Doctors Without Borders has opened three emergency treatment sites in Southern Sudan to respond to the outbreak. The group says it has seen a sharp uptick in kala azar cases since August, which is normally the disease's low season. Southern Sudan has seen more timely rains and better harvests because of the those rains, but food stocks have been low.

"People are still suffering from malnutrition because of the situation of the past two years," Abubakar said, referring to periods of drought.

The outbreak is the most severe in several extremely remote and insecure parts of Jonglei and Upper Nile states. These areas have also been at or near the epicenter of armed revolts by dissident southern political and military leaders protesting the results of elections in April.

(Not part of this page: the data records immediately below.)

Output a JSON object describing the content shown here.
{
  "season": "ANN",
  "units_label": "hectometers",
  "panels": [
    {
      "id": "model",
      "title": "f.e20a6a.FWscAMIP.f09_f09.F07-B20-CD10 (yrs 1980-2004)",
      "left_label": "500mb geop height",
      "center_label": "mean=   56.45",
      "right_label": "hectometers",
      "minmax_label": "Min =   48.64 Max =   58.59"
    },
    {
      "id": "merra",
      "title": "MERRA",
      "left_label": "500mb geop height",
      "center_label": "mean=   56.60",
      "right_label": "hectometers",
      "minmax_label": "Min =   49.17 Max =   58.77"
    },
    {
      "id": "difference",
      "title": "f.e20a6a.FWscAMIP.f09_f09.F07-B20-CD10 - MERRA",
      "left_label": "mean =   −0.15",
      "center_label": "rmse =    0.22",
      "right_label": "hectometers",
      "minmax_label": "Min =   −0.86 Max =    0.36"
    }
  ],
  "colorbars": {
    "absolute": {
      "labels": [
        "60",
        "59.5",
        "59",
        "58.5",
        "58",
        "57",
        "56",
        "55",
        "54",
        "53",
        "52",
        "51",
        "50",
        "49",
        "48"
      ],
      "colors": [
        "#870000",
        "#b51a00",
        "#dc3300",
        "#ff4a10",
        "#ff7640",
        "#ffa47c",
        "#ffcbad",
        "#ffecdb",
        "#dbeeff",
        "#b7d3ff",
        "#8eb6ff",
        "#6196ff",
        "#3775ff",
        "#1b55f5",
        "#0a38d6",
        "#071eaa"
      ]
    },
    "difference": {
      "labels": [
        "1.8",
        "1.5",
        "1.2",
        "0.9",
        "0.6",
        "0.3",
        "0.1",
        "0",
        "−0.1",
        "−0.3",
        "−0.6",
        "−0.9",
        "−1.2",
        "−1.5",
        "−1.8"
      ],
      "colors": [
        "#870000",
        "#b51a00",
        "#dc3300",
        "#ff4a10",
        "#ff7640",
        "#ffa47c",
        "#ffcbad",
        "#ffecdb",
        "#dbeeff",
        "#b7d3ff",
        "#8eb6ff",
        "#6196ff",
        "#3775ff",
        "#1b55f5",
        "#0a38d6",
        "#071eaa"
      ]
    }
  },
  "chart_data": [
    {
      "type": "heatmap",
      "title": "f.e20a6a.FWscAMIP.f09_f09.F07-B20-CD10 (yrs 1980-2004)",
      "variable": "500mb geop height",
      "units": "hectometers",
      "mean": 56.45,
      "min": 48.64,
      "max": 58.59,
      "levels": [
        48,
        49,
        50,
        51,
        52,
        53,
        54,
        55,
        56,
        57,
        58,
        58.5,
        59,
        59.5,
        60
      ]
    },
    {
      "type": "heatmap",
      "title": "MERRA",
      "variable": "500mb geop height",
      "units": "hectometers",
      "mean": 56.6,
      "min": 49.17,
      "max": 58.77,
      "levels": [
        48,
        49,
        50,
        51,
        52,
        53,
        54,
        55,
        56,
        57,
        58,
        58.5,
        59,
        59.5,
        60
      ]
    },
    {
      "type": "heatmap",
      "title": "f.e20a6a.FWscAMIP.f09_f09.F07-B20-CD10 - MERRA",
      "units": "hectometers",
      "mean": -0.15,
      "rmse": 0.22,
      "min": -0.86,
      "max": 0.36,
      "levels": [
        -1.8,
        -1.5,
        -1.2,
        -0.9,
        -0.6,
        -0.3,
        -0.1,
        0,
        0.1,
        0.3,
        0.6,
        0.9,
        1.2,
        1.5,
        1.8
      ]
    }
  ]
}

Security concerns initially hindered the ability of aid agencies to reach patients in the northwest corner of Jonglei. In the Old Fangak area, where Doctors Without Borders recently set up a kala azar treatment site, 749 cases of the disease were reported in September.

Dr. John Lagu, the director of communicable disease surveillance in the southern government's health ministry, said that the additional clinics are helping address the influx of patients to overburdened health centres.

Lagu said that insecurity has played a part in the inability of patients to seek care, but that accessibility and poor infrastructure are bigger issues. Remote areas of Southern Sudan are some of the most impoverished regions in the world.

"There are no roads in the area, only river transport," he said.

The kala azar outbreak illustrates the severe challenges facing Southern Sudan's fledgling health system, Lagu said.

Although Southern Sudan's rainy season is now nearing its end, floods have forced health workers to wade through thigh-deep water in some areas to reach patients.